La revista estadounidense Harper’s Weekly dio cuenta en 1912 del extraordinario caso de Basil Glide. La publicación incluía un amplio reportaje gráfico (en su portada, el protagonista posa ante el Big Ben) y una reveladora entrevista al funcionario que sorprendió al Londres de su tiempo con sus singulares poderes.
La ausencia de un estilo depurado, la obvia impericia aeronáutica del contable, la tosquedad de su técnica levitadora y su absoluta carencia de sentido escénico no constituyeron, sin embargo, juicios capaces de entorpecer el asombro de los oficinistas del negociado testigos del sobrenatural episodio. Los departamentos municipales de Londres no ofrecen a diario espectáculos de esta especie.
La noticia del funcionario que levita en horario de oficina trepó por la escala jerárquica del Ayuntamiento hasta hacer cima en el mismísimo alcalde, quien, con el tiempo, habría de convertirse en el muñidor de la vertiginosa carrera social y profesional que condujo a Basil G. a ser reconocido como uno de los hombres más influyentes de su generación.
Pero volvamos a Basil. Hasta el día en que, vaya usted a saber por qué, se elevó casi un pie sobre el parqué del negociado, Basil G. no había levitado jamás. Tampoco volvería a hacerlo después, a pesar de la pertinaz insistencia de sus contemporáneos. “Quien hace una levitación, hace ciento”, murmuraban poderosos y populacho a su alrededor, convencidos de que si Basil no había vuelto a levitar era, sencillamente, porque no le daba la gana. Nadie quería creer que el pobre no habría sabido cómo repetir aquella maravilla del vuelo sin impulso.
La protección del alcalde y su recién adquirido carisma valieron a Basil G. un cargo de responsabilidad en el Ayuntamiento, un sillón en la Academia de las Buenas Letras del condado de Buckinghamshire, su tierra natal, un escaño en la Cámara de los Comunes, los títulos oficiosos de polígrafo, intelectual y poeta y una amante de la que le separaban 20 años y 40 kilos. Basil G. no volvió a levitar pero, a juzgar por el generoso trato que le dispensaba la vida, habría tenido sobradas razones para hacerlo.
La existencia le sonreía, por lo que apenas si le perturbó el acoso silencioso de quienes aguardaban la repetición del prodigio. “Quien levita una vez, levita ciento”, insistían plebe y aristocracia.

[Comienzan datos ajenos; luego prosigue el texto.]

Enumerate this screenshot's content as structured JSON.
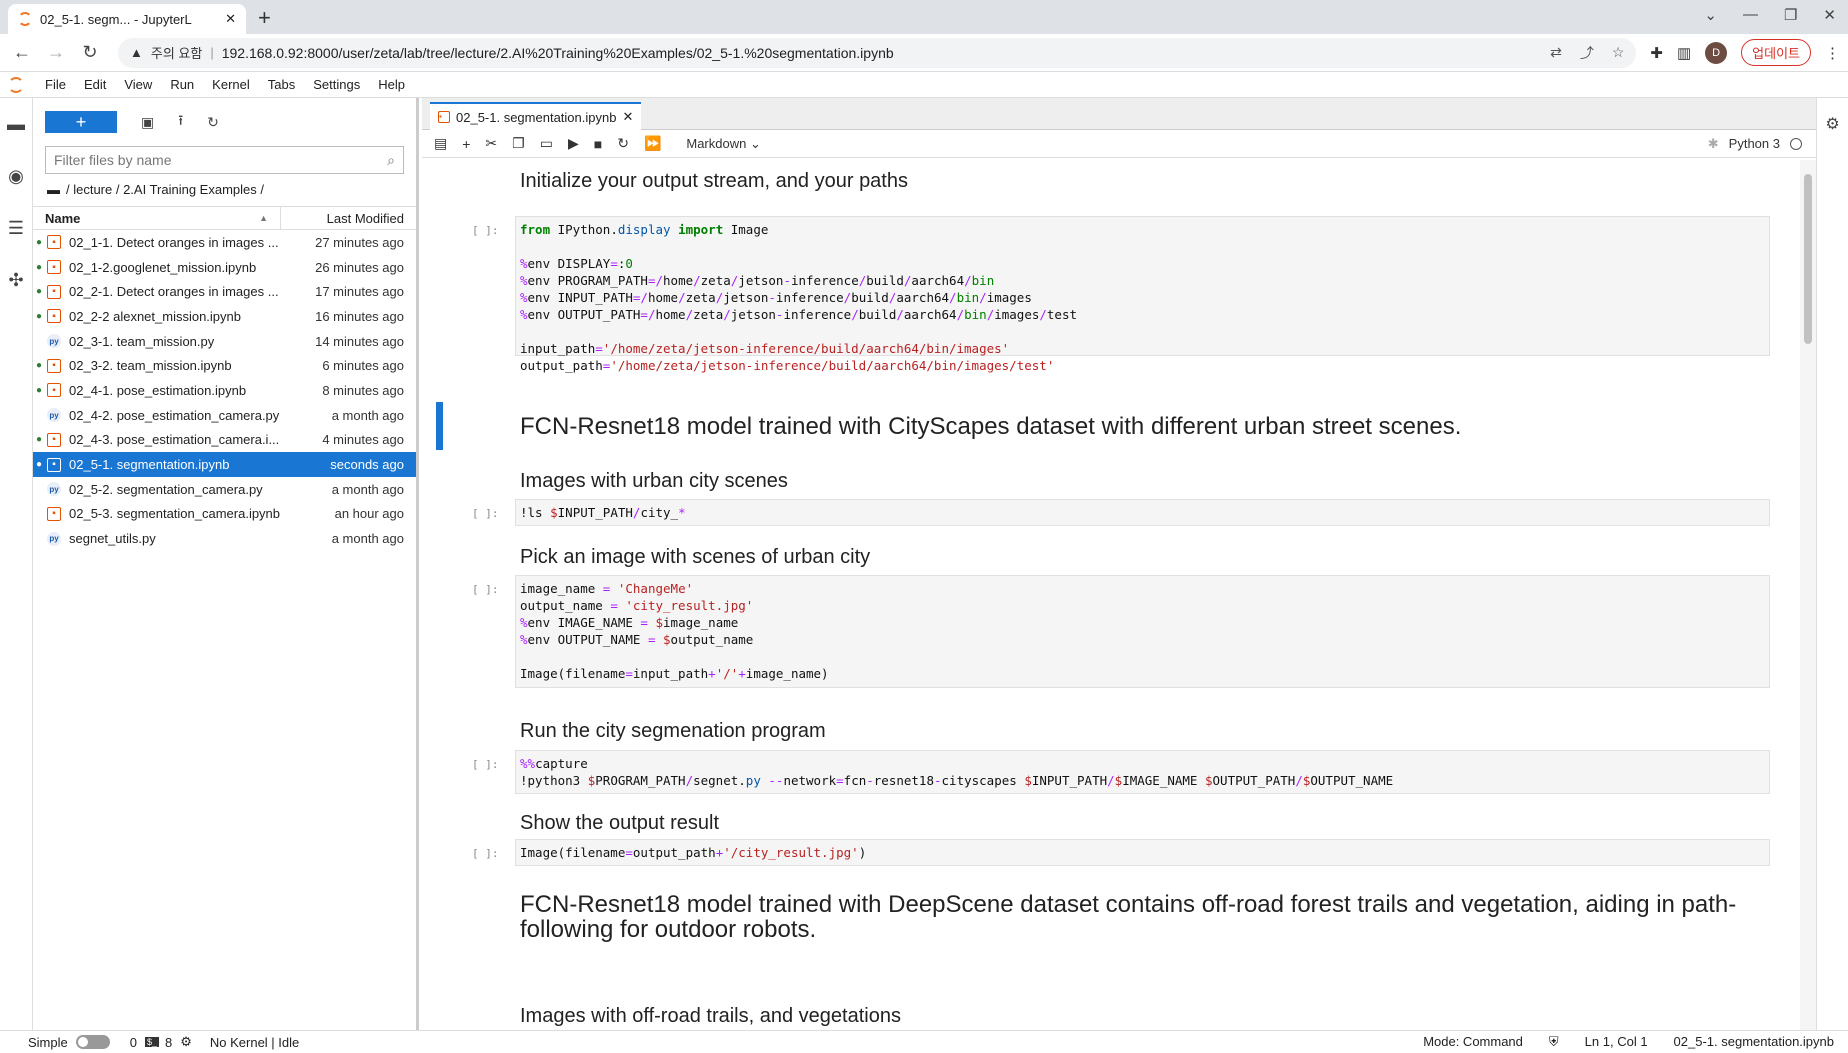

Si Basil subía al estrado en el Parlamento, ni uno solo de los honorables representantes de la soberanía popular reparaba en sus gestos ampulosos ni en su correcta dicción. La atención de los parlamentarios se concentraba en sus pies a la búsqueda de un indicio que revelase el inicio de un movimiento ascendente. Si exponía su docta opinión durante las sesiones de la Academia de las Buenas Letras, los señores académicos, ajenos al discurso del prohombre, fijaban la mirada en los zapatos de charol del ex funcionario, convencidos de que sería en aquella ocasión, ante un público tan selecto, cuando Basil G. se elevaría sobre sus conciudadanos para pasmo y orgullo del pueblo que le vio nacer. Tal cosa jamás sucedía.
Aquella monomanía persiguió a Basil G. hasta su mismo lecho de muerte. Junto a él, dolientes en aquel tránsito postrero del amigo, se hallaban los hombres más notables, admirables y cultivados de la nación. El celebérrimo Sir Alfred Ignatius Fox figuraba entre ellos.
En aquel preciso instante, y entre estertores, Basil G. abrió los ojos de improviso, como dos faros enormes y extraviados, escrutó a la concurrencia, irguió la cabeza, elevó los brazos, agitó las piernas y, cuando todos creían que, por fin, remontaría el vuelo para escapar de la iniquidad del mundo a través de la ventana de la habitación, dejó escapar una ventosidad y murió.